The report states that the seventh bowl would be worth about $25 million a year. Compare that to the Rose and Champions Bowl ($80 million) and the Orange Bowl ($60 million).

The six playoff sites that would also act as rotating semifinal sites for a college football playoff have not been officially established, but it’s believed that they would include the four current BCS bowls -- Fiesta, Orange, Rose and Sugar -- plus the Cotton Bowl in Dallas and the Chick-fil-A Bowl in Atlanta. The Rose, Champions (site is still TBD, but it could be in either the Cotton or Sugar) and Orange Bowl all have their contractual tie-ins established or in the final stages of negotiations.
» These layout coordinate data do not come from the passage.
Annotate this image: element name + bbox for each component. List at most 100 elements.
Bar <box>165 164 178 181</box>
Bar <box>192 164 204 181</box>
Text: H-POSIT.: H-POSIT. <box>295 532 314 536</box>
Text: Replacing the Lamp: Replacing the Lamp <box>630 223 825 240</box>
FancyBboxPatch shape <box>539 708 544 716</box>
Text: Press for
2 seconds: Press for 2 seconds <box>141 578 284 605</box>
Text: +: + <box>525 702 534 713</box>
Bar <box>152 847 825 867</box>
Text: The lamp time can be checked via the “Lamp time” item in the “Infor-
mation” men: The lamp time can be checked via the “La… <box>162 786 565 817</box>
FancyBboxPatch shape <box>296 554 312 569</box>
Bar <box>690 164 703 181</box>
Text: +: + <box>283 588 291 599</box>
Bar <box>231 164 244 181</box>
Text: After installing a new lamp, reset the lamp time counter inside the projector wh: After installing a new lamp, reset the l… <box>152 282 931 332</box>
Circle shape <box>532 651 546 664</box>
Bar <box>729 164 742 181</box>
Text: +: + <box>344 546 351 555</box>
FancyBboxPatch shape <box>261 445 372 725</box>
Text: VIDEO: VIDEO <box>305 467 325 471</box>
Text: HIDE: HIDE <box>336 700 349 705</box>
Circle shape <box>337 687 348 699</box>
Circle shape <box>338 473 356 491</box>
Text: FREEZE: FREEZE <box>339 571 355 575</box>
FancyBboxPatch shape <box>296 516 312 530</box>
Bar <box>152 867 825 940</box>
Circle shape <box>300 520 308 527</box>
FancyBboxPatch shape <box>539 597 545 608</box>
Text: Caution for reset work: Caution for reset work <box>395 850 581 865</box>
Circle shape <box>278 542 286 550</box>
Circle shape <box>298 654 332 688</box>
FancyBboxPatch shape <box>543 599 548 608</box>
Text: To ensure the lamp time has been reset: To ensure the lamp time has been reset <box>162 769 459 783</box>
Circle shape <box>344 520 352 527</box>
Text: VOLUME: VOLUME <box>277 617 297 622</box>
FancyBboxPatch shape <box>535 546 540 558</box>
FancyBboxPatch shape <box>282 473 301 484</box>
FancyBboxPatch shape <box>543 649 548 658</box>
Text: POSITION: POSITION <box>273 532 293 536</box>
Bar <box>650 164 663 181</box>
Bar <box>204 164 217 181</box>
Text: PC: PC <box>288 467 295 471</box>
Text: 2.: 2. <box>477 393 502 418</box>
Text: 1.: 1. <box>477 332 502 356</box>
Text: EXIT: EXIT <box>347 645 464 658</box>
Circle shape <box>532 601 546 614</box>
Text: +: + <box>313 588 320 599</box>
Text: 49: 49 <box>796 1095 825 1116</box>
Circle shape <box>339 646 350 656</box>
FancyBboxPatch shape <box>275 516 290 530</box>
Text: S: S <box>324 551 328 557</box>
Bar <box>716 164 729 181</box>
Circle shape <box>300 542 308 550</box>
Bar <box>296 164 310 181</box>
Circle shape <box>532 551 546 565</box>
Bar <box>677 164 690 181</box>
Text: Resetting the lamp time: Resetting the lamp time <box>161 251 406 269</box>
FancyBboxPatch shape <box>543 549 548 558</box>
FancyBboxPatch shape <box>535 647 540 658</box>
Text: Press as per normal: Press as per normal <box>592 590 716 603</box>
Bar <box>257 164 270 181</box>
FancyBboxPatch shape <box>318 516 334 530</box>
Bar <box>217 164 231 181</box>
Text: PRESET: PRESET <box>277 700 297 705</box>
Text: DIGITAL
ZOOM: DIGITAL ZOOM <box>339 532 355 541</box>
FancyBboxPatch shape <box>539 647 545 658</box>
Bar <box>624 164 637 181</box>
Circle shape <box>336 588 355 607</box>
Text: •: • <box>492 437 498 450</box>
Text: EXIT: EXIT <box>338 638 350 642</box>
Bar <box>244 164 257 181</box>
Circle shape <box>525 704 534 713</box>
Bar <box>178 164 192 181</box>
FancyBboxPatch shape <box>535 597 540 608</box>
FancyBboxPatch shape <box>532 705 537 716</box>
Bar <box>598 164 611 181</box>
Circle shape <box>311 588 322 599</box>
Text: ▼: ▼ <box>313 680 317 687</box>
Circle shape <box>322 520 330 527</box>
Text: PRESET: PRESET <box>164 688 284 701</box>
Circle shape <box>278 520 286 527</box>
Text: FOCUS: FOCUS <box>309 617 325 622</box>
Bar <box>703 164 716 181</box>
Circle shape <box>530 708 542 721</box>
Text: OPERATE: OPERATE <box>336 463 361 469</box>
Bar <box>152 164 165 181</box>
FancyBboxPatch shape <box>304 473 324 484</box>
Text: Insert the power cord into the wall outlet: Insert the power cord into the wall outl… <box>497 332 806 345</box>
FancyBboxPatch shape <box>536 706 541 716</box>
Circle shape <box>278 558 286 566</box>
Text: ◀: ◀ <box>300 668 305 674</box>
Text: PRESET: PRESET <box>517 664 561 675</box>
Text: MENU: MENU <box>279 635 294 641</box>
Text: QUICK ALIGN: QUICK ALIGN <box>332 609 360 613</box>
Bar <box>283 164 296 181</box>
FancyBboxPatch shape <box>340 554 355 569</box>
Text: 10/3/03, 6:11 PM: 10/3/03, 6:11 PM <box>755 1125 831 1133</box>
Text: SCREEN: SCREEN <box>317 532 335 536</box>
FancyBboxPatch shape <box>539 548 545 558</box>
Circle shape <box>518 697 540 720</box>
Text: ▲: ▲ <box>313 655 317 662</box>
Whatever spaces are open among the three remaining high-revenue bowls will likely be filled with at-large opponents, the requirements for which are still TBD. So, if you’re what is currently considered a non-AQ conference, your chances of getting invited to a high-revenue bowl just took a serious hit unless one of the available at-large spots becomes guaranteed for smaller conferences. In other words, the new postseason isn’t fair for everyone (and that’s okay) -- unless you’re part of the privileged group, in which case it’s extremely fair (and that’s not okay).

The four-team playoff idea is still one with which I agree, but the six “access bowls” that make up the rotating semifinal sites have become a cluster-you-know-what of the highest order all in the name of keeping some semblance of a tradition that got watered down when someone, clearly drunk, decided “Yeah, putting a bowl game in Boise freaking Idaho in the middle of December is a good idea.”